Last of 2 parts
WITH the fast approaching 49th anniversary of the proclamation of martial law, discussion is again rife about the need for more strongman rule. And because of the coming elections, the stakes are high. People talk about what kind of leaders we should elect. In the previous first part of this column, I posited that to have an idea of a Filipino brand of leadership, we can go back to the leader of our ancestors - the datu. But didn't the autocrats already use this template to justify their one-man rule? This stems from the perception that the datu is an absolute ruler who also automatically passes his authority on to his kin.
Having asked about what the model Filipino leader should be, I realized that to be a datu one must be the most skilled warrior, or "bagani," in the group. He has proven himself in battle and his victories are written in his body as batek, or tattoos, hence "batikan" (which is a Filipino term used today for anyone who is skillful). Their tattoos also served as their protection or anting-anting to maintain their kabutihang-loob.
But if the datu is the most skilled bagani, then as a bagani he was also the bayan's number one public servant. Linguistically, bagani is connected to the Tagalog word "bayani" and the Javanese "wani." Wani is an old term which means helping through one's skill in the fixing (pagsasaayos) of the whole society or of any task, to help with compassion (malasakit) without expecting anything in return. That is why our government workers are called "kawani."
In the Bagobo ethnic group in Mindanao, the anthropologist E. Arsenio Manuel described the bagani as someone who "does not serve, however, under any particular official or villager. His services are available to any citizen, lowly, or high, poor or rich, blood kin or not. He cannot refuse to perform his office if approached..."
If this is the character a bagani must have, and the datu is the most skilled defender of them all, then the datu should never be seen as someone enriching himself or someone who furthers his selfish interests but dedicates himself to the service of others. So instead of calling it "datu" leadership, I would like to call it "pamumunong bagani," to remind people that to be just a leader is not enough, one must also be heroic.

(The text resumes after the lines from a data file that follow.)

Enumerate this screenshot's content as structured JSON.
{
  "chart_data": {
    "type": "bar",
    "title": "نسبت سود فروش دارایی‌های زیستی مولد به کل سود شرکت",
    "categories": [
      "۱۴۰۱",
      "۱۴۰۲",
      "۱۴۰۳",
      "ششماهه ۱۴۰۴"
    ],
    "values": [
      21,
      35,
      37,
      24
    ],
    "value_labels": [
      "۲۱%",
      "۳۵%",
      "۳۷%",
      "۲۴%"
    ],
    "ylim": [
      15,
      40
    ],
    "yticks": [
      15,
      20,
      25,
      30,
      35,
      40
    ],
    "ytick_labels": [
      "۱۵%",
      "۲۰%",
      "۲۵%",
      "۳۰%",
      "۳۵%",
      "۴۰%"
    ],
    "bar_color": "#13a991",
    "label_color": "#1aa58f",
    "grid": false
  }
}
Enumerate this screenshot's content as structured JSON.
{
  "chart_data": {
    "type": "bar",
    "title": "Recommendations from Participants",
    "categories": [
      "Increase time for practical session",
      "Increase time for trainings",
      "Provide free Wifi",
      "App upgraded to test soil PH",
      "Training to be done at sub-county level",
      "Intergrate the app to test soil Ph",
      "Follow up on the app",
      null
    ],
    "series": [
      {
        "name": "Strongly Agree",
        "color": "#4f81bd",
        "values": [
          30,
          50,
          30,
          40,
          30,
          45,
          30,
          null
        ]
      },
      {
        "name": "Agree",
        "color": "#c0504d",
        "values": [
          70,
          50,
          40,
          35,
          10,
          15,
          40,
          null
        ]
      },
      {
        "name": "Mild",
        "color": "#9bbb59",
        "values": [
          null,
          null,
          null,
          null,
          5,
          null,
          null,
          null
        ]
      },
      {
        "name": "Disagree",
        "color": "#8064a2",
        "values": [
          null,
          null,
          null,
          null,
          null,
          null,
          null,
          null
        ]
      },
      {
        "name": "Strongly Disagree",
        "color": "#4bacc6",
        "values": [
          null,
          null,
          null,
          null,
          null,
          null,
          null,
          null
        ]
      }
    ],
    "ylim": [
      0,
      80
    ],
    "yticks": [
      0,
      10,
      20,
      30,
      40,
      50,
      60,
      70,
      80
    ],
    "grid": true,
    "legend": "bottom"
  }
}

Even the perception that the datu was an autocrat and hence, autocracy or one-man rule is the model Filipino leadership, may be a misnomer. Fellow Manila Times history columnist Van Ybiernas has described our ancestors' political system as consultative, even democratic. The datu consulted the babaylan for spiritual matters and the ruma bichara, or the council of elders, for other things.
Some historians explain that the datu position is not automatically inherited by a son, even if this is the case most of the time. The heir must prove that he is also as skilled as his father as a warrior and as a leader. And if the people did not like them anymore, someone from the bayan will rise to challenge the datu by combat and gets to be the new datu if he wins. We also see this in Philippine politics today. Dynasties may even be desired and elected by the people for as long as they are seen to be serving the people's interests.
Even Apolinario Mabini warned us against autocracy in his "The True Decalogue": "In your country, do not recognize the authority of any person who has not been elected by you and your compatriots.... the person chosen and proclaimed by the consciences of all the individuals of a whole town is the only one that can exercise real authority. ... Strive that your country be constituted as a republic, and never as a monarchy: a monarchy empowers one or several families and lays the foundation for a dynasty."
More importantly, the datu may be the supervisor of lands and boats but he lets the people use them for the benefit of the people themselves. Hence, as historian Zeus Salazar points out, the datu is "tagapagpadaloy ng ginhawa" to the bayan. But our ancestors also believed that to achieve kaginhawahan, or the good life, the bayan must be good and look out for each other in kapatiran and mabuting kalooban. Hence, the leader should never be a plunderer.
But this doesn't mean the datu is soft on crime. Offenders of the bayan are met with punishment but only after due process and rituals, which is equivalent today to our justice system.
Therefore, as the highest bagani, our leaders should not be less than heroic. Nobody is perfect, but time and again, we are inspired by Filipino leaders who, despite difficulties and limitations, can urge people to unite as they lead with the best interest of the people in mind.